No doubt Kanu has violated his bail conditions and contrary to Nwodo’s assertion, the constitution allows Kanu’s fundamental rights to be curtailed.  Nevertheless, it is unfair to subject Kanu to trial if similar threats by Arewa youths went unpunished. 


Time for the President to Walk the Talk


The president does not miss a chance to harp on the unity of Nigeria and to call on everyone to work for and uphold the country unity. Last Friday in Daura, Katsina State, the president said he was always pleased to see the National Youth Service Corps (NYSC) achieving the purpose of national unity that inspired its creation since 1973.

Speaking to journalists at his country home after the Eid-el-Kabir prayers, Buhari said the NYSC scheme had over the years continued to pursue the purpose of integrating the country, noting that the diversity of cultures remained Nigeria’s greatest strength.

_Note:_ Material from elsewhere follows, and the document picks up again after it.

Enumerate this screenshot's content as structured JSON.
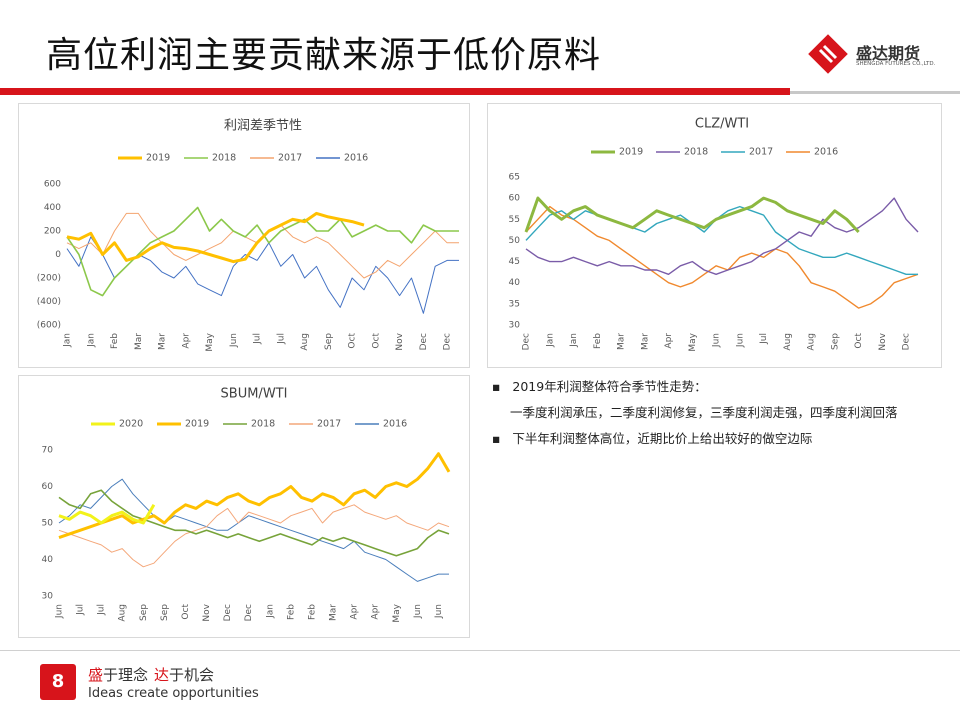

“I am always pleased to see corps members in Daura and other parts of the country. From the postings, we get to learn more about other cultures,’’ he said.

The president said the large number of corps members in Daura, mostly from the southern part of the country, was an indication that the dream of a unified Nigeria remained a reality.

Buhari noted that graduates from the north, who served in the southern states, also learnt a lot from the diversity that had made Nigeria a unique country.

Recalling his experience of working in various parts of the country as an army officer, Buhari said that serving in some southern parts of the country like Lagos and Ibadan were very rich experiences.

How come a president that relishes his experiences working in the southern part of the country could not come out categorically to denounce Arewa youths for giving Igbos ultimatum to leave the north?


Last Saturday, the president repeated his earlier statement that Nigerians have the constitutional right to live, work and raise their families in any part of the country without restrictions.


Receiving the Governor of Katsina State, Alhaji Bello Aminu Masari, at his country home as part of the Eid-el-Kabir celebrations, Buhari reiterated that the federal government would guarantee the security of everyone in the country, and ensure protection of all from harassments by reasons of their states of origin, tribes or ethnic backgrounds.

 The president said: “Every Nigerian has a right to live, work and thrive in any part of the country, irrespective of their backgrounds.’’


In the ears of Nigerians, such assurances are beginning to sound hollow. The president must go beyond mere rhetorics.